We brought my niece home after a few months in the hospital, and as expected, my son wasn’t incredibly happy about this. He didn’t say anything to her face about it, but she could tell he wasn’t happy about her being there.

The next morning, I woke up at seven, and as I went into the kitchen to start making breakfast, I saw my niece’s wheelchair… but no niece in it. I heard strange noises coming from the living room, and I walked in to see my son with my niece sitting on his shoulders, my niece being very small for her age. They were both giggling and laughing and searching for something on the mantle above the fireplace.

I got my niece back into her wheelchair and asked what happened. All that they would tell me was that my niece’s glasses had somehow ended up on the mantel. My son was too short to see it from where he was standing, and my niece was too nearsighted to find her glasses without wearing them, so they were just doing their best to work together to find the glasses.

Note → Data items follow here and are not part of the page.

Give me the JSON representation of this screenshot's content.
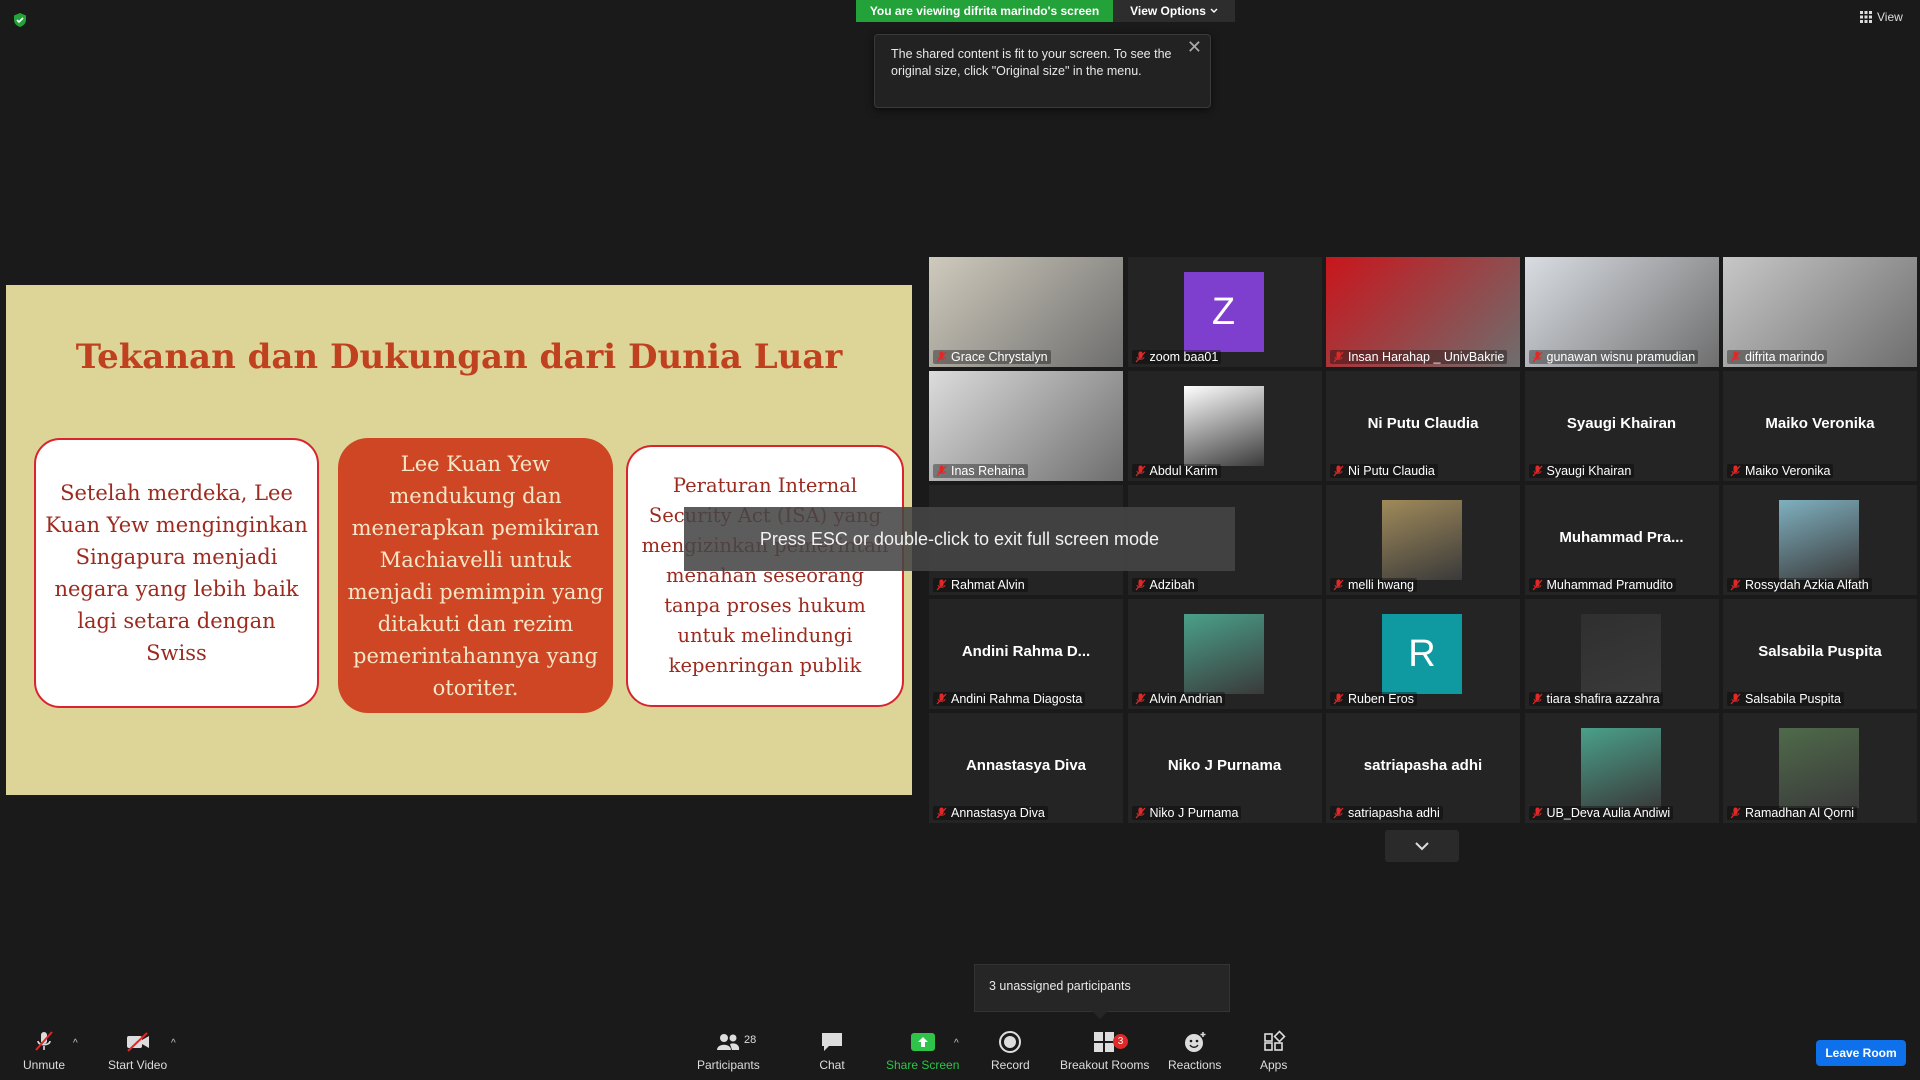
{
  "top": {
    "banner": "You are viewing difrita marindo's screen",
    "view_options": "View Options",
    "view_label": "View",
    "tooltip": "The shared content is fit to your screen. To see the original size, click \"Original size\" in the menu."
  },
  "slide": {
    "title": "Tekanan dan Dukungan dari Dunia Luar",
    "card1": "Setelah merdeka, Lee Kuan Yew menginginkan Singapura menjadi negara yang lebih baik lagi setara dengan Swiss",
    "card2": "Lee Kuan Yew mendukung dan menerapkan pemikiran Machiavelli untuk menjadi pemimpin yang ditakuti dan rezim pemerintahannya yang otoriter.",
    "card3": "Peraturan Internal Security Act (ISA) yang mengizinkan pemerintah menahan seseorang tanpa proses hukum untuk melindungi kepenringan publik",
    "colors": {
      "background": "#ddd597",
      "accent": "#c0411f",
      "card_border": "#d9232e"
    }
  },
  "overlay": {
    "esc_hint": "Press ESC or double-click to exit full screen mode",
    "ghost_name": "Adzibah"
  },
  "gallery": [
    {
      "label": "Grace Chrystalyn",
      "display": "",
      "kind": "photo",
      "active": true
    },
    {
      "label": "zoom baa01",
      "display": "Z",
      "kind": "letter",
      "color": "#7e3fcf"
    },
    {
      "label": "Insan Harahap _ UnivBakrie",
      "display": "",
      "kind": "photo"
    },
    {
      "label": "gunawan wisnu pramudian",
      "display": "",
      "kind": "photo"
    },
    {
      "label": "difrita marindo",
      "display": "",
      "kind": "photo"
    },
    {
      "label": "Inas Rehaina",
      "display": "",
      "kind": "photo"
    },
    {
      "label": "Abdul Karim",
      "display": "",
      "kind": "avatar"
    },
    {
      "label": "Ni Putu Claudia",
      "display": "Ni Putu Claudia",
      "kind": "name"
    },
    {
      "label": "Syaugi Khairan",
      "display": "Syaugi Khairan",
      "kind": "name"
    },
    {
      "label": "Maiko Veronika",
      "display": "Maiko Veronika",
      "kind": "name"
    },
    {
      "label": "Rahmat Alvin",
      "display": "",
      "kind": "name"
    },
    {
      "label": "Adzibah",
      "display": "",
      "kind": "name"
    },
    {
      "label": "melli hwang",
      "display": "",
      "kind": "avatar"
    },
    {
      "label": "Muhammad Pramudito",
      "display": "Muhammad  Pra...",
      "kind": "name"
    },
    {
      "label": "Rossydah Azkia Alfath",
      "display": "",
      "kind": "avatar"
    },
    {
      "label": "Andini Rahma Diagosta",
      "display": "Andini Rahma D...",
      "kind": "name"
    },
    {
      "label": "Alvin Andrian",
      "display": "",
      "kind": "avatar"
    },
    {
      "label": "Ruben Eros",
      "display": "R",
      "kind": "letter",
      "color": "#0f9aa2"
    },
    {
      "label": "tiara shafira azzahra",
      "display": "",
      "kind": "avatar"
    },
    {
      "label": "Salsabila Puspita",
      "display": "Salsabila Puspita",
      "kind": "name"
    },
    {
      "label": "Annastasya Diva",
      "display": "Annastasya Diva",
      "kind": "name"
    },
    {
      "label": "Niko J Purnama",
      "display": "Niko J Purnama",
      "kind": "name"
    },
    {
      "label": "satriapasha adhi",
      "display": "satriapasha adhi",
      "kind": "name"
    },
    {
      "label": "UB_Deva Aulia Andiwi",
      "display": "",
      "kind": "avatar"
    },
    {
      "label": "Ramadhan Al Qorni",
      "display": "",
      "kind": "avatar"
    }
  ],
  "unassigned": "3 unassigned participants",
  "toolbar": {
    "unmute": "Unmute",
    "start_video": "Start Video",
    "participants": "Participants",
    "participants_count": "28",
    "chat": "Chat",
    "share_screen": "Share Screen",
    "record": "Record",
    "breakout_rooms": "Breakout Rooms",
    "breakout_badge": "3",
    "reactions": "Reactions",
    "apps": "Apps",
    "leave": "Leave Room"
  }
}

I was upset that my son had just picked her up and put her on his shoulders, and we had a long talk about safety, but I’m also incredibly relieved; it’s been six months, and my son, niece, and daughter are best friends. I asked my son what changed, and he just said that it was impossible to stay mad at his cousin when she’s such an amazing person.

Both of my kids are very patient and supportive of my niece’s trauma, anxiety, and physical disability, and my niece is incredibly loving and grateful in return.